Crosspointe is a census-designated place in Fairfax County, Virginia, United States. The population as of the 2020 census was 5,722.

History 
On May 17, 1983, the William Lyon Company of Newport Beach, California, which owned the land that made up Crosspointe established the Crosspointe Village Homeowners' Association, a not for profit corporation, to provide services to Crosspointe's residents. Since then, the community has evolved into an upper middle class suburb of Washington, D.C.

Recreational and cultural activities 
The Crosspointe Community Center, located on Glen Eagles Lane (the headquarters of the Association), can be rented out for private parties.

Parks and recreation 
Crosspointe is home to several green spaces, with around 5 miles of trails.

Crosspointe is also near the Laurel Hill Golf Club in Lorton.

Crosspointe is about 1 mile from the Fairfax County Parkway Trail, about 3 miles from the Lakeridge Marina Waterfront Trail, and about 5 miles from the Bull Run Occoquan Trail. Crosspointe is also home to Heron Pond, a fishing pond. Giles Run, a tributary of the Occoquan River, begins at Heron Pond in Crosspointe and flows 6 miles to the southeast, ending at the Occoquan River in Mason Neck.

Crosspointe is home to two pools, one adjacent the clubhouse on Glen Eagles Lane, and another on Oak Chase Circle, which also has two tennis courts on the grounds.

Transportation 
Two major state highways directly serve Crosspointe: Virginia State Route 123 (Ox Road), which forms the northeastern boundary and also connects the CDP to Fairfax, Virginia State Route 286 (Fairfax County Parkway), and Virginia State Route 620 (Braddock Road) in the west, and Woodbridge, Interstate 95, and U.S. Route 1 in the east; and Virginia State Route 600 which connects Crosspointe to Lorton and Lorton Road in the east.

Geography 
It is located in southeast Fairfax County on the northeast side of Virginia Route 123,  north of Woodbridge and  south of Fairfax. It is bordered to the north by the South Run CDP, to the northeast by the Newington Forest CDP, and to the southeast by the Laurel Hill CDP. According to the U.S. Census Bureau, Crosspointe has a total area of , of which  is land and , or 0.84%, is water. The CDP border is defined as Ox Road to the southwest, Hooes Road to the east, and South Run to the north.

Climate 
The climate in this area is characterized by hot, humid summers and generally mild to cool winters. According to the Köppen Climate Classification system, Crosspointe has a humid subtropical climate, abbreviated "Cfa" on climate maps.

Government 
Crosspointe is a census-designated place within Fairfax County; therefore, schools, roads, and law enforcement are provided by the county.

Board of directors 
The board is the legislative branch of the community government, led by the president, currently Howard Kaufer, and the vice-president, currently Larry Rice. According to the CC&Rs, the Association has the power to do anything a corporation "organized under the laws of the State of California" may lawfully do in order to maintain the peace, health, comfort, safety, general welfare of its members, subject to the regulations set forth in the CC&Rs. The Association may also construct, renovate, and landscape the Common Property and employ personnel to perform such activities.

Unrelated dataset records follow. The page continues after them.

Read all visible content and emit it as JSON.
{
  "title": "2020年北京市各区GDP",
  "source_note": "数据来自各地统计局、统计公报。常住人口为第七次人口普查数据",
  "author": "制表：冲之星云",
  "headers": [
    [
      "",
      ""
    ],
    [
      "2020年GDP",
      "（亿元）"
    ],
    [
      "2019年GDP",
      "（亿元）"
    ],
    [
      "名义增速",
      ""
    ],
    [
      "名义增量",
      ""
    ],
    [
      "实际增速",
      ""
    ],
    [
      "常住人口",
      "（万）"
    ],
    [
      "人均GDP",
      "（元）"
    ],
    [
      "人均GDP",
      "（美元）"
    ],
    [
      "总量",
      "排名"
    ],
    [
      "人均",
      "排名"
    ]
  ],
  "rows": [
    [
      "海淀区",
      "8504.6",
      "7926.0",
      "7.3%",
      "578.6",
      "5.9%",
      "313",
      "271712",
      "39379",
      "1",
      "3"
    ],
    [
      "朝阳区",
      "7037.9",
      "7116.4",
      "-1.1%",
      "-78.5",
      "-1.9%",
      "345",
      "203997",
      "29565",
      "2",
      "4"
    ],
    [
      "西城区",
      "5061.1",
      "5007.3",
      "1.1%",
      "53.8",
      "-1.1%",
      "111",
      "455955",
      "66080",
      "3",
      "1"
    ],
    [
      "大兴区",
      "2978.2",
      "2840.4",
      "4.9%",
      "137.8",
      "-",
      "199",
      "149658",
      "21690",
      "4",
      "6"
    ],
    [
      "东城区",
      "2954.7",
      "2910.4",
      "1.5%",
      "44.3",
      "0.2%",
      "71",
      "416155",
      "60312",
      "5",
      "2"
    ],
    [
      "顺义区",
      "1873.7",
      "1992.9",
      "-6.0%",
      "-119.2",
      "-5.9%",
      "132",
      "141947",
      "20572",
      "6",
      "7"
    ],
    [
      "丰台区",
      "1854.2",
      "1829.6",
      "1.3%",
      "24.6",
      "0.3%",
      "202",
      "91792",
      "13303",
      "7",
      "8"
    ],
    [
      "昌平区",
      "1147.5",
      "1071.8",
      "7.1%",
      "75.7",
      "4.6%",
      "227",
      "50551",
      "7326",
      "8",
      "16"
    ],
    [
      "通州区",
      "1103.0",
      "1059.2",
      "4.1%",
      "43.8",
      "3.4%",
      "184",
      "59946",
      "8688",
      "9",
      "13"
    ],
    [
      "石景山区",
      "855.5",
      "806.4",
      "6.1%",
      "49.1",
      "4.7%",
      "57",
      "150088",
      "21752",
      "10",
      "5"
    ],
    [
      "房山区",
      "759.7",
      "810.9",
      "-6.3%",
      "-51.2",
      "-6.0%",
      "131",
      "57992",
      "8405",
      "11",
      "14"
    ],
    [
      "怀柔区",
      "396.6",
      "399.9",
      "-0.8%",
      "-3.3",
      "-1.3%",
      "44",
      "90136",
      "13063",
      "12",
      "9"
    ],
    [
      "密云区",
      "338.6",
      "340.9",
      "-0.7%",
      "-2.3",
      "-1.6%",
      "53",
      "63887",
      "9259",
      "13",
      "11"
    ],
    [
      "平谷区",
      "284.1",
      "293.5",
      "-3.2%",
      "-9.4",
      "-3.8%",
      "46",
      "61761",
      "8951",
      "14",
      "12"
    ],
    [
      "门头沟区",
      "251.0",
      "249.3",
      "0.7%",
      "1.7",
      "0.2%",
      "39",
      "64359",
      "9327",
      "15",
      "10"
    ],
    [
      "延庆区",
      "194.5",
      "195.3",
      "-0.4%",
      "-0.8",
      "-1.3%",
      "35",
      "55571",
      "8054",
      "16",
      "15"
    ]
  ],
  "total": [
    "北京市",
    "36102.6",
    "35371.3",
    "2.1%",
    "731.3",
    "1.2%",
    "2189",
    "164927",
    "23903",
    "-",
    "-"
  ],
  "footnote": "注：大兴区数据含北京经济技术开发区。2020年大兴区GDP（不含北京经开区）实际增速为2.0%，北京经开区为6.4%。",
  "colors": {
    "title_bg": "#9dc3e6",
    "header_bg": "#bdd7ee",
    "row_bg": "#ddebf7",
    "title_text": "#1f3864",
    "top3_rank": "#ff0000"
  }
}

The board also has the power to appoint and remove, at will, the three members of the Architectural Review Committee. Both the committee and the board usually meet at the Crosspointe Community Center.

Representation 
The part of Crosspointe in the Springfield District, including the Community Center, is within Virginia's 10th congressional district, currently represented in Congress by Representative Jennifer Wexton (D-Leesburg), while the part of Crosspointe in the Mt. Vernon District is within Virginia's 11th congressional district, currently represented in Congress by Representative Gerry Connolly (D-Mantua). Crosspointe is represented by Kathy Tran (D-West Springfield) in the state House of Delegates, and by George Barker (D-Clifton) in the state Senate.

Local media 
Crosspointe lies within the distribution zone for two national newspapers, the Washington Post, and the Washington Times, as well as for the local Fairfax Times. Crosspointe is also covered by AOL's Patch service's Fairfax Station and Lorton divisions.

Education

Primary and secondary schools 
As a part of Fairfax County, Crosspointe is served by the Fairfax County Public Schools and private schools. Crosspointe is served by one high school, South County High School, and one middle school, South County Middle School, both in adjacent Laurel Hill.

Public elementary schools 

 Silverbrook Elementary School
 Halley Elementary School

Colleges and universities 
Crosspointe is near a few higher education centers, including Agora University and Holy Transfiguration College.

Public libraries 
Crosspointe is served by the Lorton Library, a branch of the Fairfax County Public Library System.

Demographics 
As of 2019, Crosspointe had an estimated median household income of $193,472.